Toi, qui m’as seul aimée, écoute : si tu changes,
Je te pardonnerai sans t’imiter jamais ;
Car, de cet amour vrai dont s’adorent les anges,
Je sens que je t’aimais !

Et sans ton cœur, mon cœur comme un poids inutile,
Tel qu’en ce froid cadran palpite un plomb mobile,
De la nuit à l’aurore, et de l’aurore au soir,
Battra jusqu’au tombeau sans joie et sans espoir !
Et, j’en demande à Dieu pardon plus qu’à toi-même,
Je ne veux pas revivre où l’on dit que l’on aime,
Si tu dois y venir pour une autre que moi,
Et si Dieu m’y destine un autre ange que toi !

Le néant me plaît mieux ; son horreur me soulage ;
Te voir, ou ne rien voir ! hors toi, ne rien sentir ;
De toi, dont sur mes sens il imprima l’image,
Dieu me doit d’être aimée ou de m’anéantir.

Tu n’y peux rien changer.
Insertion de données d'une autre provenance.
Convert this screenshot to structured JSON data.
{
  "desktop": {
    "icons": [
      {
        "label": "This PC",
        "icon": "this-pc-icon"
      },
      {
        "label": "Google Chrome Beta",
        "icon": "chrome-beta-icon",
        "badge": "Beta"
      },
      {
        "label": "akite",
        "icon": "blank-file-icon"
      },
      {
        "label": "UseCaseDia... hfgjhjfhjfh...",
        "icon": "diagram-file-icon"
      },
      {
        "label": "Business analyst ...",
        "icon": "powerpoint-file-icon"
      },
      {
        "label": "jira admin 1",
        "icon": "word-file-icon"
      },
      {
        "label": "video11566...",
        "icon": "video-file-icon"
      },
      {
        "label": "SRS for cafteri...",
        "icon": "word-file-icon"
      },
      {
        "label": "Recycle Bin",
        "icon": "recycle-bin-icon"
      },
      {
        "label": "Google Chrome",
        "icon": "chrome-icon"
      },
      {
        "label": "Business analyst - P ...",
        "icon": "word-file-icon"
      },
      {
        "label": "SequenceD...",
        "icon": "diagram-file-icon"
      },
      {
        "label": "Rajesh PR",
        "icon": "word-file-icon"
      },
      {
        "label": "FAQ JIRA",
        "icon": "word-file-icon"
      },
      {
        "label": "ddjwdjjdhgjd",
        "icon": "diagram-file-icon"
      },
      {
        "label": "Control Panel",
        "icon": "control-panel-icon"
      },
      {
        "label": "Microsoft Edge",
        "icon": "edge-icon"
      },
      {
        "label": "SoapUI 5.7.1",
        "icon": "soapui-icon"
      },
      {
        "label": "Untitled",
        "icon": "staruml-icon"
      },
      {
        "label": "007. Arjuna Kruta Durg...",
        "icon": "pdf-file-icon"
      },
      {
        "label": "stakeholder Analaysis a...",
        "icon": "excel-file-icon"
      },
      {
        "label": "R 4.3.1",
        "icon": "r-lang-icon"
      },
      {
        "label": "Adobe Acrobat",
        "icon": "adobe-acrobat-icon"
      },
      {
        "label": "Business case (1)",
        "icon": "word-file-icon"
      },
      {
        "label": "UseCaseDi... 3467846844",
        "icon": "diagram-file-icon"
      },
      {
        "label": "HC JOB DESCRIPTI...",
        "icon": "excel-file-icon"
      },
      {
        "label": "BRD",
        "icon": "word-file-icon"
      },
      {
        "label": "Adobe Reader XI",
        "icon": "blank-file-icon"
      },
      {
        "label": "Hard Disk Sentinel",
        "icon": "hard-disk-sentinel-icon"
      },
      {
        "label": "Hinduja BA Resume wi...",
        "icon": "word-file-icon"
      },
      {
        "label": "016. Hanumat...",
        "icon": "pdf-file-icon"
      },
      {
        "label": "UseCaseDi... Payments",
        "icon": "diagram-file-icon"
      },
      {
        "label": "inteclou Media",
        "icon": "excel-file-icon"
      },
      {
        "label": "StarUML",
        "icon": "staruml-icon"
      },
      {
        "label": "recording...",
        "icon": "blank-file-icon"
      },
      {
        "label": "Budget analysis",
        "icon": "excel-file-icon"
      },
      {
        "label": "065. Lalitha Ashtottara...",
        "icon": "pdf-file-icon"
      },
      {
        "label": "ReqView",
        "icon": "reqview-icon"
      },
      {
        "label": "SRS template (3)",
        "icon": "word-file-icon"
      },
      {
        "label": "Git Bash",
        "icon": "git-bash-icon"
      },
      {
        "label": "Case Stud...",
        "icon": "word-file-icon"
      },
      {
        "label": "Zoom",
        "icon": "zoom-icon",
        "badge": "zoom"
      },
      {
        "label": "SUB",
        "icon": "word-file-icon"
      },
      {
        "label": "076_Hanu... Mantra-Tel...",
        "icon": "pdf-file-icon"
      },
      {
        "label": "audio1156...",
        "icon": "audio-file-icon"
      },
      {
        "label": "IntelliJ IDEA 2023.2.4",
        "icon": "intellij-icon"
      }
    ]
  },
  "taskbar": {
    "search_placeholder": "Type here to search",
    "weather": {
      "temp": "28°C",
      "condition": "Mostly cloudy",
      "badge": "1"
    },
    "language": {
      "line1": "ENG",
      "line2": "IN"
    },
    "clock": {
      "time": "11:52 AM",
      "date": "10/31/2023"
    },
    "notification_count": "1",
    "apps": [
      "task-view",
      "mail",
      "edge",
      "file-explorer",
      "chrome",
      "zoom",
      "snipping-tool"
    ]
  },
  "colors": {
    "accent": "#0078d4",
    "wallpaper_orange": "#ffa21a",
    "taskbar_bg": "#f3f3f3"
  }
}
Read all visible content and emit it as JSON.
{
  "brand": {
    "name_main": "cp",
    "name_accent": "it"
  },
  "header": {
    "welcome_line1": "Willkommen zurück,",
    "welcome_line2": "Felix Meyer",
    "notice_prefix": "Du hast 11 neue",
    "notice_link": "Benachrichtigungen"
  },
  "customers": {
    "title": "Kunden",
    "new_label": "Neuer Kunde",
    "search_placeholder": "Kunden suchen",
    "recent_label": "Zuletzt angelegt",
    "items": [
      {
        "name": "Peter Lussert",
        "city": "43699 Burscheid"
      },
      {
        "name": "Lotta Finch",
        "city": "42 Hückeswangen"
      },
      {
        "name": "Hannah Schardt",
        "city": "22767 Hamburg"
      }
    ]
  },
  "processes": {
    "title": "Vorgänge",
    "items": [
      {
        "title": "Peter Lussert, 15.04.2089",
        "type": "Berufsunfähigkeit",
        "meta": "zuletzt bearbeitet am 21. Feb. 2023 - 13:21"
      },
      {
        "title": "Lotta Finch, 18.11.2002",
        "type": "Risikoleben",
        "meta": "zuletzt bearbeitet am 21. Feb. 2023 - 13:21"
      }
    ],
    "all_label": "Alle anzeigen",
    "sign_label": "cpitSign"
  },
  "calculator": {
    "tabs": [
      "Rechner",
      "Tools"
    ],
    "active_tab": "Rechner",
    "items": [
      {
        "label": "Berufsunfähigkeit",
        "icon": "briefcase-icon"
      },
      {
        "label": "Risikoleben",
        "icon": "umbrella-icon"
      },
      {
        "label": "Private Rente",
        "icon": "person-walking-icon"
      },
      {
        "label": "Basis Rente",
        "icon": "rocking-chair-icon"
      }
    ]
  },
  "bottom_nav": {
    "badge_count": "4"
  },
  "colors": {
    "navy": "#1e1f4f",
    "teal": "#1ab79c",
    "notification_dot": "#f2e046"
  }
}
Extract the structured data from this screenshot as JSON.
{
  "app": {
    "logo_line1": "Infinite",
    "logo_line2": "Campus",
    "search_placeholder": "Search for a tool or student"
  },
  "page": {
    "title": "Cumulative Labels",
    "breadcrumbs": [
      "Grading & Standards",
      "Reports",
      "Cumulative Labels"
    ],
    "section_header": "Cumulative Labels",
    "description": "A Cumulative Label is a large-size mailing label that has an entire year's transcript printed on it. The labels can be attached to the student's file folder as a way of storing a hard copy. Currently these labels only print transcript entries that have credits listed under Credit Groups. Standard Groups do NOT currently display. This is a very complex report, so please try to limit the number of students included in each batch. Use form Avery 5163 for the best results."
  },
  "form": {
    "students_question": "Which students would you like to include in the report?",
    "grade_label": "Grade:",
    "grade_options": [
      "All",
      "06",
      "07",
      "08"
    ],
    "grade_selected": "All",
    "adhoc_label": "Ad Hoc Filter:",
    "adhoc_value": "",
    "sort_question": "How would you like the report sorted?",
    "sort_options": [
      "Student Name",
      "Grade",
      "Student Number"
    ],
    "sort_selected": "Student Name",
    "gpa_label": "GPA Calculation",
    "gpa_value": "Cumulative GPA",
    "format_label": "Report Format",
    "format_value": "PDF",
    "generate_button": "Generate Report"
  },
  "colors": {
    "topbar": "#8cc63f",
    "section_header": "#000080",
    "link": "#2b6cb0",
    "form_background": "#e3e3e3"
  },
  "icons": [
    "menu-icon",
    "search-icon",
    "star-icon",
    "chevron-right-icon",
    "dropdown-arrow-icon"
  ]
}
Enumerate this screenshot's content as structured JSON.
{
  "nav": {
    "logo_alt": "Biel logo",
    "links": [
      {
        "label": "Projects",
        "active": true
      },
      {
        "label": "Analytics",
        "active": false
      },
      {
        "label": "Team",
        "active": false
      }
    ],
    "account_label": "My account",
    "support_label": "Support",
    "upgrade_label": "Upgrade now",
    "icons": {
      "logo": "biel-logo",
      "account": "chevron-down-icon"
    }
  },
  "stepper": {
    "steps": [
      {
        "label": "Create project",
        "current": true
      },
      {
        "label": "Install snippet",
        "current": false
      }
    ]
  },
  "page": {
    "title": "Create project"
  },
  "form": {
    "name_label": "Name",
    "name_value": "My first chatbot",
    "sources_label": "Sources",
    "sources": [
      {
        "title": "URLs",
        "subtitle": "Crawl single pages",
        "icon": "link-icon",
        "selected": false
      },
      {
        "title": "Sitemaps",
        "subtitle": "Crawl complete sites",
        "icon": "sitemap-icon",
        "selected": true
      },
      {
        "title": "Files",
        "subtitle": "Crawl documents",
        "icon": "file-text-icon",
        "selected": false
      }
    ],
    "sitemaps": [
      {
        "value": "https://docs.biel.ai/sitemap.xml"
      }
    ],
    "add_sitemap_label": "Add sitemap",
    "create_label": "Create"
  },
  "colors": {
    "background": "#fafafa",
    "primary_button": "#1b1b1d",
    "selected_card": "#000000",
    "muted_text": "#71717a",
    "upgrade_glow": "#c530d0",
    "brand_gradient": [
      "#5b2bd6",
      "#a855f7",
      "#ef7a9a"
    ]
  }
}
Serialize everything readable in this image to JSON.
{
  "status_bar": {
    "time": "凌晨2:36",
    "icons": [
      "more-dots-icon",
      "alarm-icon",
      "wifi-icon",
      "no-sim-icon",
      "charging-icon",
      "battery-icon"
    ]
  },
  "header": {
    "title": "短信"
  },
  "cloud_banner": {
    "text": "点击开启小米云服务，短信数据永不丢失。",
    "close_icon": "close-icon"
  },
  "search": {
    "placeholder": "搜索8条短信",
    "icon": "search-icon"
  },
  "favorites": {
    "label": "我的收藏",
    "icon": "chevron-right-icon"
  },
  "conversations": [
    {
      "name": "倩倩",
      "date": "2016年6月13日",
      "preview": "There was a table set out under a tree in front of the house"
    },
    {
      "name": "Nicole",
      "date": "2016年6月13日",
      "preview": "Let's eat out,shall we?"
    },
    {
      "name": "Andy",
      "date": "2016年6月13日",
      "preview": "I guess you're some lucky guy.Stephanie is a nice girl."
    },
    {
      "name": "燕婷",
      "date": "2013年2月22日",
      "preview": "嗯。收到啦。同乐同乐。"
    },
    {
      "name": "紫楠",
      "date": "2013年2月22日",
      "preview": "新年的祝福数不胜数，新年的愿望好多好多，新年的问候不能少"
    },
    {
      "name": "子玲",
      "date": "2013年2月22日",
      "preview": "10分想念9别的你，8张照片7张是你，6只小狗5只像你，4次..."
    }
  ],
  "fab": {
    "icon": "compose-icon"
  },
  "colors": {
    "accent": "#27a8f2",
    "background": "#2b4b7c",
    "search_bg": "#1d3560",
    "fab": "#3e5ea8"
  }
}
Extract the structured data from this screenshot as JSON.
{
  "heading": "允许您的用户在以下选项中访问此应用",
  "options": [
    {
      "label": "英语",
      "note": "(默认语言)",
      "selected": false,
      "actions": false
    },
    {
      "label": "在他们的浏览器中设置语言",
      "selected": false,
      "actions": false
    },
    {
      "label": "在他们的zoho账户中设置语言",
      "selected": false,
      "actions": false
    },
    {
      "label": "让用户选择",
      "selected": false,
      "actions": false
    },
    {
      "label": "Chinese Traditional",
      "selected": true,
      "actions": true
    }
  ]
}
Ma vie est ton partage.
Jamais je ne t’ai vu sans t’aimer davantage ;
Et jamais, plus rêveuse en te quittant le soir,
Sans pâlir dans l’effroi de ne te plus revoir !

C’est que Dieu pour nos jours n’alluma point deux flammes
C’est qu’un même baiser fit éclore deux ames ;
Que partout où je passe en appelant ta main,
Le doux poids de tes pieds a creusé mon chemin.